Stripped of Agency: The Paradoxical Effect of Employee Monitoring on Deviance
Journal of Management, Ahead of Print.
Organizations have long sought to mitigate risks associated with unsupervised employee conduct (e.g., employee deviance) through employee monitoring, an approach consistent with traditional theorizing. Yet the effectiveness of employee monitoring as a deviance deterrent has been called into question by emerging evidence suggesting that monitored employees may actually engage in higher levels of deviance. To address this critical tension and shed light on why and when monitoring leads to deviance, we draw upon social cognitive theory to examine the self-regulatory consequences of employee monitoring.
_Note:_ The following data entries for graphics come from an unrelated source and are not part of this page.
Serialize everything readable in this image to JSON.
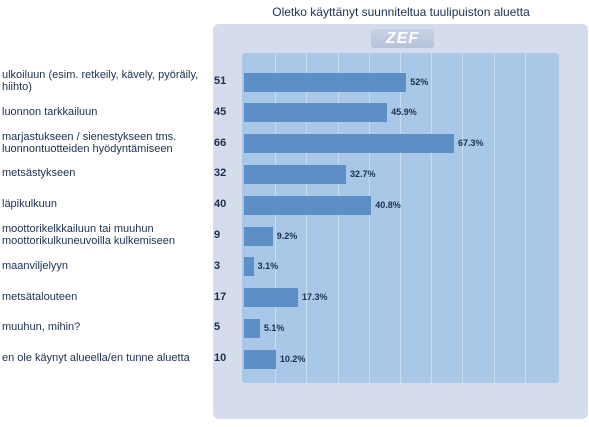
{
  "chart_data": {
    "type": "bar",
    "orientation": "horizontal",
    "title": "Oletko käyttänyt suunniteltua tuulipuiston aluetta",
    "categories": [
      "ulkoiluun (esim. retkeily, kävely, pyöräily, hiihto)",
      "luonnon tarkkailuun",
      "marjastukseen / sienestykseen tms. luonnontuotteiden hyödyntämiseen",
      "metsästykseen",
      "läpikulkuun",
      "moottorikelkkailuun tai muuhun moottorikulkuneuvoilla kulkemiseen",
      "maanviljelyyn",
      "metsätalouteen",
      "muuhun, mihin?",
      "en ole käynyt alueella/en tunne aluetta"
    ],
    "counts": [
      "51",
      "45",
      "66",
      "32",
      "40",
      "9",
      "3",
      "17",
      "5",
      "10"
    ],
    "values": [
      52,
      45.9,
      67.3,
      32.7,
      40.8,
      9.2,
      3.1,
      17.3,
      5.1,
      10.2
    ],
    "value_labels": [
      "52%",
      "45.9%",
      "67.3%",
      "32.7%",
      "40.8%",
      "9.2%",
      "3.1%",
      "17.3%",
      "5.1%",
      "10.2%"
    ],
    "xlim": [
      0,
      100
    ],
    "grid": true,
    "bar_color": "#5b8fc6"
  },
  "badge": "ZEF"
}
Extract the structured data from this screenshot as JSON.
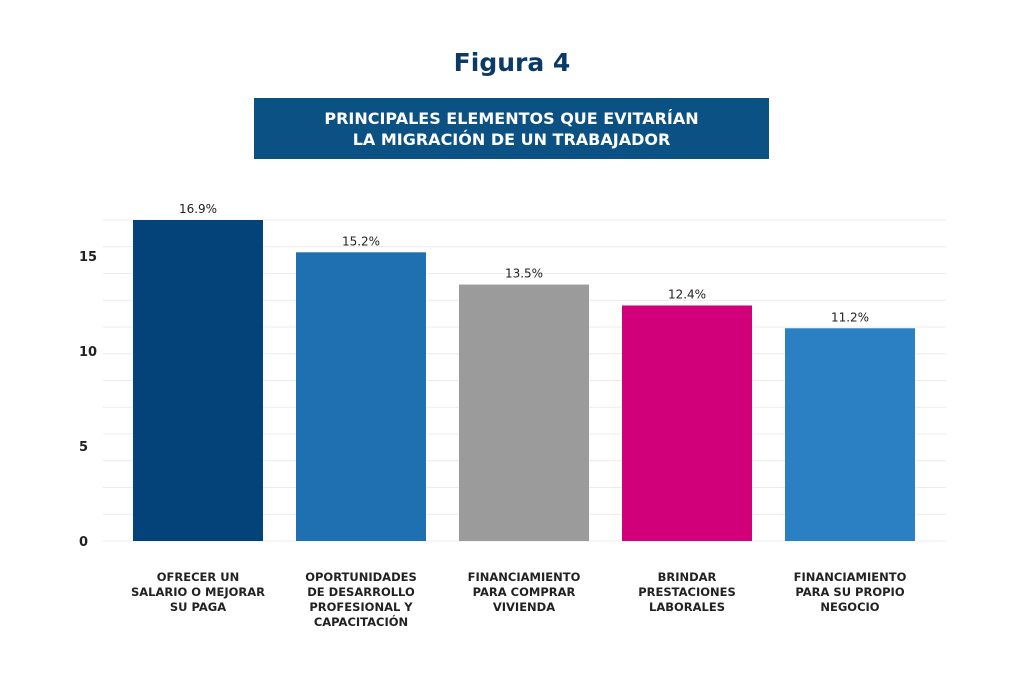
{
  "chart_data": {
    "type": "bar",
    "title": "Figura 4",
    "subtitle_lines": [
      "PRINCIPALES ELEMENTOS QUE EVITARÍAN",
      "LA MIGRACIÓN DE UN TRABAJADOR"
    ],
    "categories": [
      [
        "OFRECER UN",
        "SALARIO O MEJORAR",
        "SU PAGA"
      ],
      [
        "OPORTUNIDADES",
        "DE DESARROLLO",
        "PROFESIONAL Y",
        "CAPACITACIÓN"
      ],
      [
        "FINANCIAMIENTO",
        "PARA COMPRAR",
        "VIVIENDA"
      ],
      [
        "BRINDAR",
        "PRESTACIONES",
        "LABORALES"
      ],
      [
        "FINANCIAMIENTO",
        "PARA SU PROPIO",
        "NEGOCIO"
      ]
    ],
    "values": [
      16.9,
      15.2,
      13.5,
      12.4,
      11.2
    ],
    "data_labels": [
      "16.9%",
      "15.2%",
      "13.5%",
      "12.4%",
      "11.2%"
    ],
    "colors": [
      "#03437a",
      "#1f70b0",
      "#9b9b9b",
      "#d1007a",
      "#2a80c2"
    ],
    "yticks": [
      0,
      5,
      10,
      15
    ],
    "ylim": [
      0,
      16.9
    ],
    "grid": true,
    "xlabel": "",
    "ylabel": ""
  }
}
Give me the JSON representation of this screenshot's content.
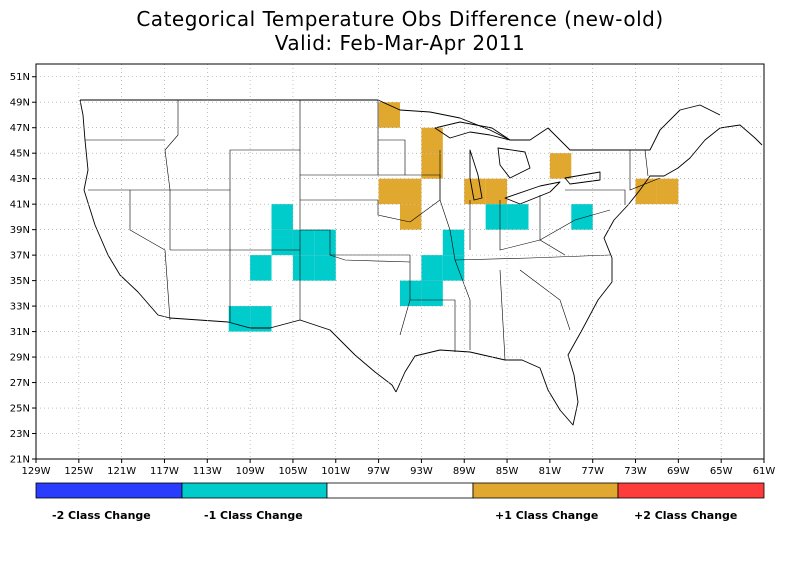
{
  "title": {
    "line1": "Categorical Temperature Obs Difference (new-old)",
    "line2": "Valid: Feb-Mar-Apr 2011"
  },
  "map": {
    "lon_ticks": [
      "129W",
      "125W",
      "121W",
      "117W",
      "113W",
      "109W",
      "105W",
      "101W",
      "97W",
      "93W",
      "89W",
      "85W",
      "81W",
      "77W",
      "73W",
      "69W",
      "65W",
      "61W"
    ],
    "lat_ticks": [
      "21N",
      "23N",
      "25N",
      "27N",
      "29N",
      "31N",
      "33N",
      "35N",
      "37N",
      "39N",
      "41N",
      "43N",
      "45N",
      "47N",
      "49N",
      "51N"
    ],
    "lon_range": [
      -129,
      -61
    ],
    "lat_range": [
      21,
      52
    ],
    "grid_cell_deg": 2,
    "colors": {
      "minus2": "#2a3dff",
      "minus1": "#00cccc",
      "zero": "#ffffff",
      "plus1": "#e0a82e",
      "plus2": "#ff3c3c",
      "grid": "#999999",
      "boundary": "#000000"
    },
    "cells": [
      {
        "lon": -96,
        "lat": 48,
        "class": "plus1"
      },
      {
        "lon": -92,
        "lat": 46,
        "class": "plus1"
      },
      {
        "lon": -92,
        "lat": 44,
        "class": "plus1"
      },
      {
        "lon": -80,
        "lat": 44,
        "class": "plus1"
      },
      {
        "lon": -96,
        "lat": 42,
        "class": "plus1"
      },
      {
        "lon": -94,
        "lat": 42,
        "class": "plus1"
      },
      {
        "lon": -88,
        "lat": 42,
        "class": "plus1"
      },
      {
        "lon": -86,
        "lat": 42,
        "class": "plus1"
      },
      {
        "lon": -72,
        "lat": 42,
        "class": "plus1"
      },
      {
        "lon": -70,
        "lat": 42,
        "class": "plus1"
      },
      {
        "lon": -94,
        "lat": 40,
        "class": "plus1"
      },
      {
        "lon": -106,
        "lat": 40,
        "class": "minus1"
      },
      {
        "lon": -86,
        "lat": 40,
        "class": "minus1"
      },
      {
        "lon": -84,
        "lat": 40,
        "class": "minus1"
      },
      {
        "lon": -78,
        "lat": 40,
        "class": "minus1"
      },
      {
        "lon": -106,
        "lat": 38,
        "class": "minus1"
      },
      {
        "lon": -104,
        "lat": 38,
        "class": "minus1"
      },
      {
        "lon": -102,
        "lat": 38,
        "class": "minus1"
      },
      {
        "lon": -90,
        "lat": 38,
        "class": "minus1"
      },
      {
        "lon": -108,
        "lat": 36,
        "class": "minus1"
      },
      {
        "lon": -104,
        "lat": 36,
        "class": "minus1"
      },
      {
        "lon": -102,
        "lat": 36,
        "class": "minus1"
      },
      {
        "lon": -92,
        "lat": 36,
        "class": "minus1"
      },
      {
        "lon": -90,
        "lat": 36,
        "class": "minus1"
      },
      {
        "lon": -94,
        "lat": 34,
        "class": "minus1"
      },
      {
        "lon": -92,
        "lat": 34,
        "class": "minus1"
      },
      {
        "lon": -110,
        "lat": 32,
        "class": "minus1"
      },
      {
        "lon": -108,
        "lat": 32,
        "class": "minus1"
      }
    ]
  },
  "legend": {
    "minus2": "-2 Class Change",
    "minus1": "-1 Class Change",
    "plus1": "+1 Class Change",
    "plus2": "+2 Class Change"
  }
}
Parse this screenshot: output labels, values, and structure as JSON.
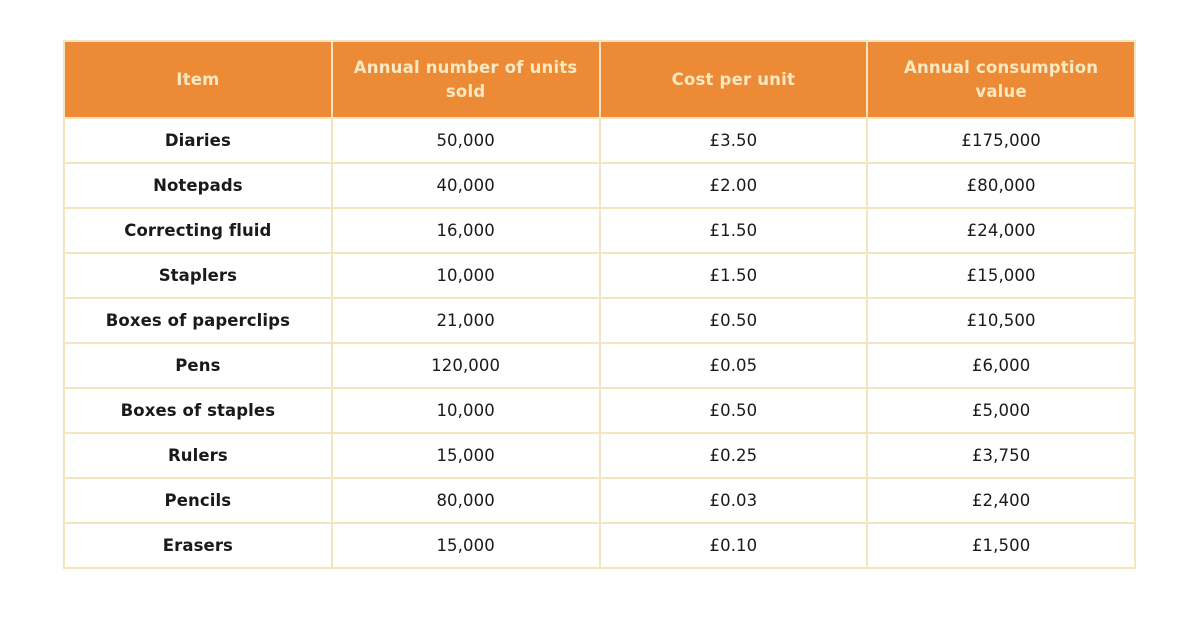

We theorize that monitoring paradoxically creates conditions for more (not less) deviance by diminishing employees’ sense of agency, thereby facilitating moral disengagement via displacement of responsibility. Integrating fairness heuristic theory, we further argue that overall justice provides a powerful heuristic that mitigates the potential loss of sense of agency associated with monitoring. Accordingly, we suggest that employee perceptions of high justice will attenuate displacement of responsibility and, in turn, deviance. Across a field study and an experimental study, we find converging support for our predictions and rule out alternative explanations. This research provides important theoretical and practical insights into how monitoring can be used effectively without also promoting unintended consequences.